# Mobo Dilemma..



## MegaMind (Jun 7, 2011)

Hey guys, my p5q mobo died... 
Went to rashi, they said it cant b repaired...
They said, One P5Q is avail at delhi but its a repaired mobo...
I said no to that n asked for credit note... Since ter  s one mobo at delhi rashi, they cannot provide credit note..
Then i spoke to the manager n he said that i can get any new mobo i want..
So planning on switching to Sandy bridge..

They've taken the value of my P5Q as 7.4K
They said,
For P8P67 PRO i hav to pay 4.5K more..
For P8Z68 V i hav to pay 5.5K more..

My ques s, *Which one to get?? *I am very short on cash...
P8Z68 V worth that 1K???


----------



## Jaskanwar Singh (Jun 7, 2011)

ask yourselves. will u use ssd cashing and lucid v? or you will do multi gpu setup?


----------



## Faun (Jun 7, 2011)

Yeah Z68 is worth the price 1k more.


----------



## MegaMind (Jun 7, 2011)

Jaskanwar Singh said:


> ask yourselves. will u use ssd cashing and lucid v? or you will do multi gpu setup?



SSD - Not till Dec 2011
Multi GPU - Not for a year...

How s lucid v helpful?


----------



## Faun (Jun 7, 2011)

^^quicksync bro. You get the best of both, H and P series.


----------



## MegaMind (Jun 7, 2011)

So quicksync is the only diff between P67 & Z68???


----------



## Faun (Jun 7, 2011)

^^Read this
AnandTech.com - Intel Z68 Chipset & Smart Response Technology (SSD Caching) Review


----------



## saswat23 (Jun 7, 2011)

Blindly go for Z68 for 1k more.


----------



## MegaMind (Jun 8, 2011)

Difference between P8Z68-V & P8Z68-V pro other than the extra 2*sata 3.0 ports and IEEE 1394a ports??

Use of VIA 6308P controller, IEEE 1394a port?


----------



## Faun (Jun 8, 2011)

DTS.......

*in.asus.com/News/EaDs7oomBuA2LHDl/


----------



## mukherjee (Jun 8, 2011)

Get the Z68...its a steal bro!


----------



## MegaMind (Jun 8, 2011)

Faun said:


> DTS.......
> 
> ASUSTeK Computer Inc.



I have Xonar DX.. So i dont need onboard audio.



mukherjee said:


> Get the Z68...its a steal bro!



Thanks buddy i've made up my mind for z68-V, but Rashi guys said it is not avail now & also they do not know wen will it b avail...


----------



## mukherjee (Jun 8, 2011)

MegaMind said:


> Thanks buddy i've made up my mind for z68-V, but Rashi guys said it is not avail now & also they do not know wen will it b avail...



Thats so sweet of u   

Imo P8Z68V is available in Kolkata atm,its the P8Z68V PRO thats not available!


----------



## MegaMind (Jun 8, 2011)

mukherjee said:


> Thats so sweet of u
> 
> Imo P8Z68V is available in Kolkata atm,its the P8Z68V PRO thats not available!



Z68 havnt arrived is chennai yet... 
Also i hav to get the mobo from Rashi only ..


----------



## Faun (Jun 8, 2011)

MegaMind said:


> Z68 havnt arrived is chennai yet...
> Also i hav to get the mobo from Rashi only ..



Yeah Rashi is the distributor.


----------



## MegaMind (Jun 13, 2011)

Faun said:


> Yeah Rashi is the distributor.



U mean all Asus mobos comes to Rashi and then get distributed locally??

Also how is MAXIMUS IV GENE-Z compared to P8Z68-V??


----------



## saswat23 (Jun 13, 2011)

Maximus series are one of the best mobo series.
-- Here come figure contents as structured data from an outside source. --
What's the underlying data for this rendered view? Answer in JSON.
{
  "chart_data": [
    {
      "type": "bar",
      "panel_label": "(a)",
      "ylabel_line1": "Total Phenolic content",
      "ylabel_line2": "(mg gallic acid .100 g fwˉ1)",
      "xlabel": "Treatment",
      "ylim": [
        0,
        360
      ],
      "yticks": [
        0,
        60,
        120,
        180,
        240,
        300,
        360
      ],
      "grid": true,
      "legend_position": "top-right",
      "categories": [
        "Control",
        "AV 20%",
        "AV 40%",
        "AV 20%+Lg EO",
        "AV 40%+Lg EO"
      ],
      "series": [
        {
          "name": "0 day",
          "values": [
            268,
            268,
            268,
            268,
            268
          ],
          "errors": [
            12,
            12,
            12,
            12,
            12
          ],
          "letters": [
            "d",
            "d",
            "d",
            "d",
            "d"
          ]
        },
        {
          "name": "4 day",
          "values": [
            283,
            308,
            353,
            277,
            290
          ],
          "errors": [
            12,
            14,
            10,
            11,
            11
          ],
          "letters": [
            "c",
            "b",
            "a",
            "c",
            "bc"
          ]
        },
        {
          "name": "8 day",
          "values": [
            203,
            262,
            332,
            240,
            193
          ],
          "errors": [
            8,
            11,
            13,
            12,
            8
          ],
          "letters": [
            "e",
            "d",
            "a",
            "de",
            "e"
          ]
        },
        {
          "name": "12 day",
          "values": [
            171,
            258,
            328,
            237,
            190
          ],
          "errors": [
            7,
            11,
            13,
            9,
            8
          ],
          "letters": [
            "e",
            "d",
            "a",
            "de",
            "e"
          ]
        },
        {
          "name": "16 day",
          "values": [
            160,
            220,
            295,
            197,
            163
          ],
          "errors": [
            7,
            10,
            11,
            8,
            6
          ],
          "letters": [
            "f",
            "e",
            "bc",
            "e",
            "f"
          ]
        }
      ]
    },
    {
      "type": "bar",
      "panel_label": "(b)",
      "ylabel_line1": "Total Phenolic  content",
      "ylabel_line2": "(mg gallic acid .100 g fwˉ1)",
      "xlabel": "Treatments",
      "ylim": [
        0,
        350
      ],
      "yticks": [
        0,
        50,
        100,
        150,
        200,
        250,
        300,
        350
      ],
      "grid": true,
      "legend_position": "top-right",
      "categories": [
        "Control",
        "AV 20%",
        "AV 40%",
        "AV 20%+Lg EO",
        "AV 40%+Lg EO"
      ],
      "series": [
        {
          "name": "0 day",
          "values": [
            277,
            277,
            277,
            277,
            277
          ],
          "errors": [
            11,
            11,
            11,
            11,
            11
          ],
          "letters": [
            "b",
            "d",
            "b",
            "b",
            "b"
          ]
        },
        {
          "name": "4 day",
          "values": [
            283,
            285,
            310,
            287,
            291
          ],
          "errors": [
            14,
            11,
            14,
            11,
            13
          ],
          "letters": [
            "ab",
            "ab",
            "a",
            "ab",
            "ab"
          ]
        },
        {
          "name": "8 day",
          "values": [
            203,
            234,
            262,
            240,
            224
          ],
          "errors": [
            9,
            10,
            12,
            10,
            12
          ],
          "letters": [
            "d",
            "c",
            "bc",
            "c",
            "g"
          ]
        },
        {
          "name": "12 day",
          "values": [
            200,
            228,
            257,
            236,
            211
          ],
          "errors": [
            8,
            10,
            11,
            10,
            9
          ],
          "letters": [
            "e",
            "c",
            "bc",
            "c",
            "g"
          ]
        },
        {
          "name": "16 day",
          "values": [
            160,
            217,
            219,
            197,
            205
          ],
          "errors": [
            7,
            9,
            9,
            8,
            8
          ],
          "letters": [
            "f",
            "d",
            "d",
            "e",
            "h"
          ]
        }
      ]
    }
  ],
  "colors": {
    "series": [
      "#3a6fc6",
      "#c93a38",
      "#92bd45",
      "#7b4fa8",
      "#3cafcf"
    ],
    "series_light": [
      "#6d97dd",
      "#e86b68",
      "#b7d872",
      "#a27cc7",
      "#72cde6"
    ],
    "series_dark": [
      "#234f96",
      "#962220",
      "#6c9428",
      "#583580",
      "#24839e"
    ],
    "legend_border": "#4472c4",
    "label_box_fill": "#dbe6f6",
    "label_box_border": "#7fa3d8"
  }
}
But whats the price. Any idea ?


----------



## MegaMind (Jun 14, 2011)

Gene-z is 0.5K lower than P8Z68-V.

Also is P8Z68-V a good OCer as P8P67 PRO??


----------



## MegaMind (Jun 16, 2011)

> Most damning was the fact that Lucid Virtu caused our PC to consume more power when idle than if we just used the GTX 570 1.3GB alone. Factor in the lack of perfect multi-GPU support, as we saw from our failed efforts to use a GeForce GTX 590 3GB, and it’s clear that Virtu needs some work before it’s ready for everyday use.
> 
> *Source*



Has this issue been resolved?


----------